Few, however, realise that there was a church in the Fort that predated St. Mary's. Of it, there is no trace today, but the year it opened its doors, 1642, is commemorated in its successor institution, St. Mary's on Armenian Street, the Roman Catholic co-cathedral.
This first church in the Fort was raised by a Frenchman, a Capuchin missionary, who arrived shortly after Andrew Cogan and his colleagues established Fort St. George. For whatever unexplained reason, Father Ephraim de Nevers named as St. Andrew's the small timber-shed-chapel that Cogan permitted him to establish a little north of `The Castle' (the core of today's Secretariat). The church was located between what the Army now calls Fort Houseand the new tower block, in what was called Portuguese Square.
Father de Nevers, a worthy subject for research, has been described as a scholar, linguist, skilful arbitrator and a man of saintly nature. I would go further and say he was a pioneer of ecumenism as well as English education in India. He not only conducted Catholic services but also opened the doors to Christians of all denominations for special services at which he preached. He also started in the church the first school in the country teaching in the English medium.
In 1675, having got permission from Governor William Langhorne to build a bigger and more permanent church, a new St. Andrew's was consecrated on the same site. This church survived in the Fort till 1752, when the British, after the French occupation of Fort St. George and its restoration, decided to oust the Catholics from the Fort.

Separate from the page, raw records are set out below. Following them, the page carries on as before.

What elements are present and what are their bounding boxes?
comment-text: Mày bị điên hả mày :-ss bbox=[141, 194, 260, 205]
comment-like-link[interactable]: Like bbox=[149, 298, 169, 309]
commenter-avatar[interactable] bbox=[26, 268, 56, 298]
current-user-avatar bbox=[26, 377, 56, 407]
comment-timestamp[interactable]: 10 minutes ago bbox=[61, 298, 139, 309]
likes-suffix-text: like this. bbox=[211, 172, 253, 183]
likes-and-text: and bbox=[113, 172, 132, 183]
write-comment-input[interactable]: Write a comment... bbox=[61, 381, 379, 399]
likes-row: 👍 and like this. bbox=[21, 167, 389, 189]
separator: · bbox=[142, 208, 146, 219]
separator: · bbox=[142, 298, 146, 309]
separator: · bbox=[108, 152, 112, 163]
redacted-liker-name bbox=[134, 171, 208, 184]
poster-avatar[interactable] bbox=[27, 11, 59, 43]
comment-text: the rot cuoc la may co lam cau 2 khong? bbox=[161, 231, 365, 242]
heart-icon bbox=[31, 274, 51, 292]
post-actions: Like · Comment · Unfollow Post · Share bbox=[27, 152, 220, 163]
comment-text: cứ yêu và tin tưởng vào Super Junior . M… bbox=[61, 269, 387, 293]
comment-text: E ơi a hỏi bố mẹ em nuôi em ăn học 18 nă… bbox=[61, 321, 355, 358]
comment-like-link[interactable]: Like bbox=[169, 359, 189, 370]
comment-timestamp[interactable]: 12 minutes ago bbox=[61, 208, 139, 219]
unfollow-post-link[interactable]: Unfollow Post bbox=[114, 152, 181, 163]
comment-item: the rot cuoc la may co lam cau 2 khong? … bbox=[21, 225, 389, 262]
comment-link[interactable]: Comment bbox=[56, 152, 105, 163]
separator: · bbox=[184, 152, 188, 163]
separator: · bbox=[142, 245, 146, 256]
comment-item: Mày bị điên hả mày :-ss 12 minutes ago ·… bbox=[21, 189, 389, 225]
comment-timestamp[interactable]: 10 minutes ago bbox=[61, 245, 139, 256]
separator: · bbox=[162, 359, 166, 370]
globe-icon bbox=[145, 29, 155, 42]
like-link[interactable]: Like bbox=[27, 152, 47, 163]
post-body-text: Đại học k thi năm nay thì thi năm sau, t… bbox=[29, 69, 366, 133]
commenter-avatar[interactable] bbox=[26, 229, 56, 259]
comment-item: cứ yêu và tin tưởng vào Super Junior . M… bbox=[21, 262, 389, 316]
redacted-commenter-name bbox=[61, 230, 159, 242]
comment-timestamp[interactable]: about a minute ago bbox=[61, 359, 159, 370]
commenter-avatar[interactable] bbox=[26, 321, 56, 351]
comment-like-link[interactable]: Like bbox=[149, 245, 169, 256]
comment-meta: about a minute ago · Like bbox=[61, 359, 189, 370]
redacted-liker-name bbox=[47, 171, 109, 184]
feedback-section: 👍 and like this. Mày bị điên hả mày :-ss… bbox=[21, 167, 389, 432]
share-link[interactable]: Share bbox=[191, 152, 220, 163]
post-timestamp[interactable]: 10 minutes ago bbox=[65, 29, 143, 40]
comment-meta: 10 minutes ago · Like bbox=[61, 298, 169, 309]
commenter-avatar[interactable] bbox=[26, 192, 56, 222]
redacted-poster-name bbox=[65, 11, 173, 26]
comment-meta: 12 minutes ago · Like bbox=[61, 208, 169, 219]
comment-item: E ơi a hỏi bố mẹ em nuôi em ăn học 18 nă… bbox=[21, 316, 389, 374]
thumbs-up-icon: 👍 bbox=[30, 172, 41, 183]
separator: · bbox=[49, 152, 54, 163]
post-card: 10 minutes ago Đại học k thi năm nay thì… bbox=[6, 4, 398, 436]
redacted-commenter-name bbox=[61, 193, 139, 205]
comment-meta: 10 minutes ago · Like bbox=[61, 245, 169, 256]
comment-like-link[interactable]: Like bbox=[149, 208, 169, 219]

The Capuchins now led their flock to the site where St. Mary's Co-Cathedral is today, but which had been granted to de Nevers in 1658 to build a second church, for his Indian and mestizo followers.
This church was rebuilt as a more permanent structure by de Nevers shortly before he died in 1694 after 53 years in the service of Madras. Several reconstructions in the 18th and 19th Centuries later, it became a cathedral church in 1886. At its entrance is inscribed the date 1642, the only memorial to de Nevers in the city - provided you know what the date means, the year the first church was built in the town called Madraspatnam.